Es gibt Leute, die sagen, dass ein Manager, der länger als maximal drei Monate "draußen" ist, nicht mehr zu gebrauchen ist. Warum das so sein soll, habe ich bis heute nicht verstanden (irgendwas mit Kontakten, die angeblich so schnell verloren gehen, und dem Müßiggang, der aller Laster Anfang sein soll und so). Ich glaube auch nicht, dass das richtig ist. Natürlich kann es sein, dass ein Manager, der nach vielen Jahren Stress, Kampf, Hektik, Druck und Ärger in einer Auszeit merkt, dass es auch ganz schön sein kann, nicht um 4:30 Uhr aus dem Bett zu kriechen, um den "Pyjama-Bomber" um 7:10 Uhr nach Düsseldorf zu bekommen. Dass es auch seinen Reiz hat, wenn man nicht über Budgets und Forecats, Abnahmemengen und Zielverfehlungen streiten muss. Aber genauso gibt es den Manager, der ein paar Wochen oder Monate Auszeit nutzt, um seinen Akku wieder aufzuladen und dann darauf brennt, sich mit neuer Energie und frischem Schwung erneut ins Tagesgeschäft zu stürzen und etwas zu gestalten und zu bewegen.

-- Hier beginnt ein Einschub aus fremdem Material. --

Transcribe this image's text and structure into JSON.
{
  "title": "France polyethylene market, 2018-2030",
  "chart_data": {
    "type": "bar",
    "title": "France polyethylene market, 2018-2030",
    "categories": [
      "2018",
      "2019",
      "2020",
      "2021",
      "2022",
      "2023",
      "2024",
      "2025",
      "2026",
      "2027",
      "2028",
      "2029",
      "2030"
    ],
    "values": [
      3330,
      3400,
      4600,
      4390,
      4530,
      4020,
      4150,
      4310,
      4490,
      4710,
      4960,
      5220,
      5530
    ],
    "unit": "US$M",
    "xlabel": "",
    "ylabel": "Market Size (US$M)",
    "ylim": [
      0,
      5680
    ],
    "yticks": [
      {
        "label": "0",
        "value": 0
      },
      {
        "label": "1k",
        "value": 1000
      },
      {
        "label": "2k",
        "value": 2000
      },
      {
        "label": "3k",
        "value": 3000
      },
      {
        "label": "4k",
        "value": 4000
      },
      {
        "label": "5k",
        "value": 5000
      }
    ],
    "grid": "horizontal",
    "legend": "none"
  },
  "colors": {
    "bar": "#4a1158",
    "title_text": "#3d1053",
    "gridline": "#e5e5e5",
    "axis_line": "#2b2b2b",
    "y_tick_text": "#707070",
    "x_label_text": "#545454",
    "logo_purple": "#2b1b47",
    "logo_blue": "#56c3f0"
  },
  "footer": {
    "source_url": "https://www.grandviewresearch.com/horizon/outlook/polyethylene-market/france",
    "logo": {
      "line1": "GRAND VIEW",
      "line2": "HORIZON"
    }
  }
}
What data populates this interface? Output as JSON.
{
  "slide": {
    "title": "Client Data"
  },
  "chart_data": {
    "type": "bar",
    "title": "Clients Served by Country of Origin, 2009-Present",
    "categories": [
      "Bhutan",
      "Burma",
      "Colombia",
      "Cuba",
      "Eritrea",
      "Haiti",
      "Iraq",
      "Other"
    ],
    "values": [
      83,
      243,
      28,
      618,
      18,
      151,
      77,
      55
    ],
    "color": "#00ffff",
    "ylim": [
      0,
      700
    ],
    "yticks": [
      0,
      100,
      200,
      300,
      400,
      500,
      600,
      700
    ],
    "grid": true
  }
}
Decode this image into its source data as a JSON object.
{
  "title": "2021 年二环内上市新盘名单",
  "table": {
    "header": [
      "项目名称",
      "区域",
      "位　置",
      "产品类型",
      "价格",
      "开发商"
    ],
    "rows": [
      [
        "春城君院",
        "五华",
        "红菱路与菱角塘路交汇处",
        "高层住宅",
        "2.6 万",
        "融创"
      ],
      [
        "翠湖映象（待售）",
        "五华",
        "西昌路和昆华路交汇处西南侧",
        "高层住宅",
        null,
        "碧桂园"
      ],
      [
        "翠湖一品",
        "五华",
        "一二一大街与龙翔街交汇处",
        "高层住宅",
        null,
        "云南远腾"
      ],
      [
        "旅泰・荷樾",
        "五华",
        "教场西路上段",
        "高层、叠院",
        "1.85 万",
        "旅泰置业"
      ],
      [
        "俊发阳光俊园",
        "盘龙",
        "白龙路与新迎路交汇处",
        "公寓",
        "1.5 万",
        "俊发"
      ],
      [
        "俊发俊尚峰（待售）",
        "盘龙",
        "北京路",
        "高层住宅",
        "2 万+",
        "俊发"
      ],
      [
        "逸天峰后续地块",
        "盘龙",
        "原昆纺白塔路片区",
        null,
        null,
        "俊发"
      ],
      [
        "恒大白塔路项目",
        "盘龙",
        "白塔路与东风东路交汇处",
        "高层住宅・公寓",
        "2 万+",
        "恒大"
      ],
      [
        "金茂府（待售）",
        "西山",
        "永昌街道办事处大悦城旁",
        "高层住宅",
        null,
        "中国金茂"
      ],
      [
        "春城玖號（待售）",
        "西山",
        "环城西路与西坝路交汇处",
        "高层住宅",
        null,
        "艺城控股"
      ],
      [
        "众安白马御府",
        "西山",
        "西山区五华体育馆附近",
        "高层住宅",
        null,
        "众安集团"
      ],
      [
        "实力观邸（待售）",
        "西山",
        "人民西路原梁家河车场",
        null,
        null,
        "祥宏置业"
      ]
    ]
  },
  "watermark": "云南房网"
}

Kommt halt immer darauf an. Ich denke nur, es wäre fahrlässig, einen Top-Manager abzuschreiben und auf ihn zu verzichten, einzig und allein aus dem Grunde, dass er ein paar Monate nicht in der Tretmühle geschuftet hat.

In diesem Sinne wünsche ich Ihnen, lieber Herr Kemp, gutes Gelingen bei Ihrer neuen Aufgabe, wie immer die auch aussieht.